Иуда свято верил в его приближение, и в этом мнение Галилеянина укрепил старый знакомец Иешуа бар Ионафан, вновь прибывший из Иерусалима с известиями.
...Проконсул Публий Квинтилий Вар, наместник провинции Сирия, в которую входили Иудея и Галилея, предвидел скорую смерть Ирода и возможные волнения, так как было ясно, что народ не останется в покое, когда избавится от тирана. Поэтому он специально посетил Иерусалим, расквартировал там один из взятых в Сирии трех легионов и возвратился обратно в Антиохию.
Произвол легата Сабина, оставленного им у кормила власти в Иудее, вызвал взрыв недовольства и дал аборигенам повод к восстанию даже раньше, чем рассчитывал предусмотрительный проконсул.
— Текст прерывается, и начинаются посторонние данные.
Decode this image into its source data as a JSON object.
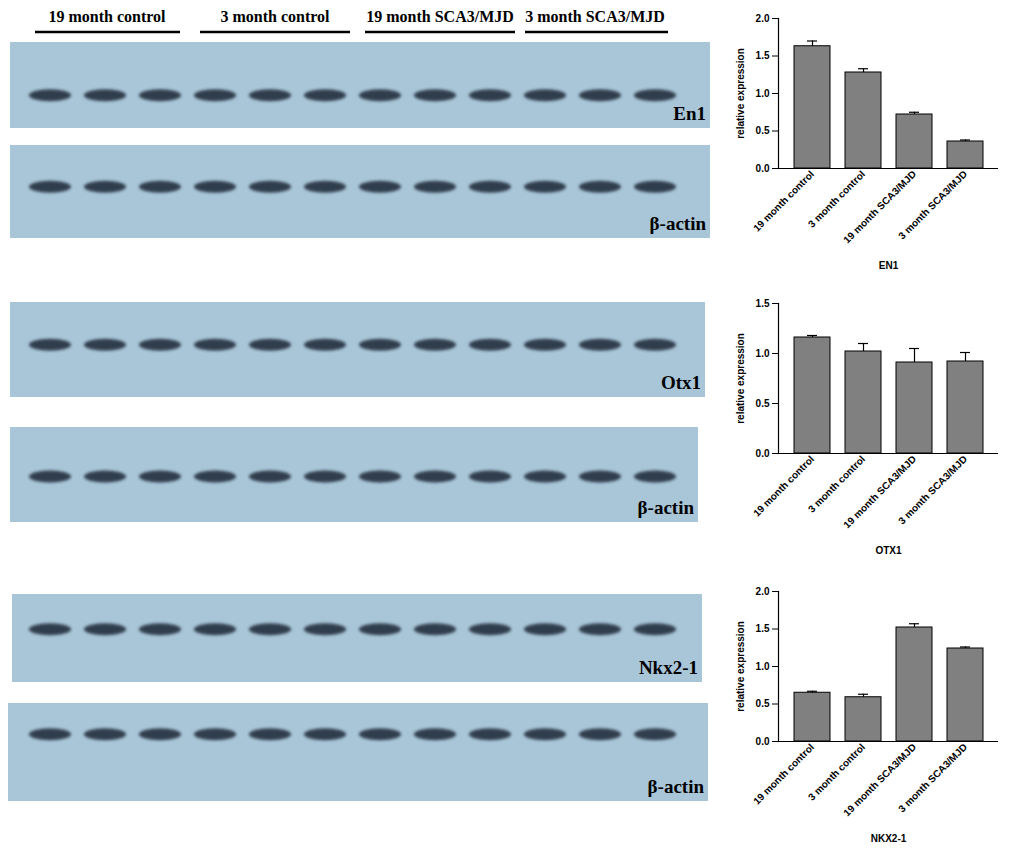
{
  "chart_data": [
    {
      "type": "bar",
      "x_label": "EN1",
      "y_label": "relative expression",
      "categories": [
        "19 month control",
        "3 month control",
        "19 month SCA3/MJD",
        "3 month SCA3/MJD"
      ],
      "values": [
        1.63,
        1.28,
        0.72,
        0.36
      ],
      "errors": [
        0.07,
        0.05,
        0.03,
        0.02
      ],
      "color": "#808080",
      "ylim": [
        0,
        2
      ],
      "yticks": [
        {
          "value": 0,
          "label": "0.0"
        },
        0.5,
        {
          "value": 1,
          "label": "1.0"
        },
        1.5,
        {
          "value": 2,
          "label": "2.0"
        }
      ]
    },
    {
      "type": "bar",
      "x_label": "OTX1",
      "y_label": "relative expression",
      "categories": [
        "19 month control",
        "3 month control",
        "19 month SCA3/MJD",
        "3 month SCA3/MJD"
      ],
      "values": [
        1.16,
        1.02,
        0.91,
        0.92
      ],
      "errors": [
        0.02,
        0.08,
        0.14,
        0.09
      ],
      "color": "#808080",
      "ylim": [
        0,
        1.5
      ],
      "yticks": [
        {
          "value": 0,
          "label": "0.0"
        },
        0.5,
        {
          "value": 1,
          "label": "1.0"
        },
        1.5
      ]
    },
    {
      "type": "bar",
      "x_label": "NKX2-1",
      "y_label": "relative expression",
      "categories": [
        "19 month control",
        "3 month control",
        "19 month SCA3/MJD",
        "3 month SCA3/MJD"
      ],
      "values": [
        0.65,
        0.59,
        1.52,
        1.24
      ],
      "errors": [
        0.02,
        0.04,
        0.05,
        0.02
      ],
      "color": "#808080",
      "ylim": [
        0,
        2
      ],
      "yticks": [
        {
          "value": 0,
          "label": "0.0"
        },
        0.5,
        {
          "value": 1,
          "label": "1.0"
        },
        1.5,
        {
          "value": 2,
          "label": "2.0"
        }
      ]
    }
  ],
  "blots": {
    "groups": [
      "19 month control",
      "3 month control",
      "19 month SCA3/MJD",
      "3 month SCA3/MJD"
    ],
    "panels": [
      {
        "label": "En1"
      },
      {
        "label": "β-actin"
      },
      {
        "label": "Otx1"
      },
      {
        "label": "β-actin"
      },
      {
        "label": "Nkx2-1"
      },
      {
        "label": "β-actin"
      }
    ]
  }
}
Сабин с беспощадной суровостью требовал от населения столицы выдачи царских сокровищ. При этом он опирался не только на оставленных Варом легионеров, но и на многочисленную толпу собственных рабов, которых вооружил и превратил в орудие своей алчности.
Так как приближался праздник пятидесятницы, несметные массы людей устремились в столицу из Галилеи, Идумеи, Иерихона и Переи Заиорданской.
В числе и решительности жители собственно Иудеи превосходили всех других. Они разделились на три части и разбили тройной стан: один на северной стороне храма, другой на южной, у ипподрома, и третий на западе, близ царского дворца. Таким образом они полностью окружили римлян и держали их в осадном положении.
Сабин, устрашенный многочисленностью и грозной решимостью восставших, посылал в Антиохию одного гонца за другим с просьбой о скорейшей помощи. Если проконсул промедлит, говорили послы, весь гарнизон Иерусалима будет истреблен.
Поборов нерешительность, легат взошел на высочайшую башню крепости Антония, где квартировал римский гарнизон, – Фазаелеву, названную по имени погибшего в парфянской войне брата Ирода, и оттуда дал знак легиону к наступлению; испытывая сильный страх, Сабин побоялся сойти к своим.
Солдаты, повинуясь его приказу, протеснились к храму и дали иудеям жаркое сражение, в котором благодаря своей воинской опытности сперва получили перевес над необученной толпой.
Когда же многие иудеи взобрались на галереи и направили свои стрелы на головы римлян, те стали гибнуть массами, ибо защищаться против нападавших сверху они так легко не могли. Да и против тех, которые бились с ними грудь в грудь, они с трудом могли дальше держаться.
Стесненные с двух сторон римские солдаты подожгли колоннады храма. Многие из находившихся наверху были тотчас же охвачены огнем и погибли. Другие падали от рук неприятеля, когда соскакивали вниз. Некоторые бросались со стены в противоположную сторону, а иные, приведенные в отчаяние, своими собственными мечами предупреждали смерть от огня. Те же, наконец, которые слезали со стены и схватывались с римлянами, находились в таком состоянии, что их легко было победить.
После того как одна часть повстанцев погибла, а другая от страха рассеялась, легионеры набросились на неохраняемую храмовую казну и похитили оттуда около 400 талантов. Все, что не было украдено ими, забрал для себя Сабин.
Гибель колоннад и огромного числа соплеменников вместе с ограблением святилища до такой степени возмутили иудеев, что они противопоставили римлянам еще более многочисленное и храброе войско. Повстанцы окружили дворец и пригрозили латинянам поголовным истреблением, если те тотчас не отступят. Если Сабин уйдет с легионом, они обещали ему безопасность.
Большинство царских солдат перешло на сторону восставших, но к италикам примкнула храбрейшая часть войска числом 3000 человек, так называемые себастийцы. Во главе их стояли Руф и Грат; один – предводитель всадников, другой – царской пехоты.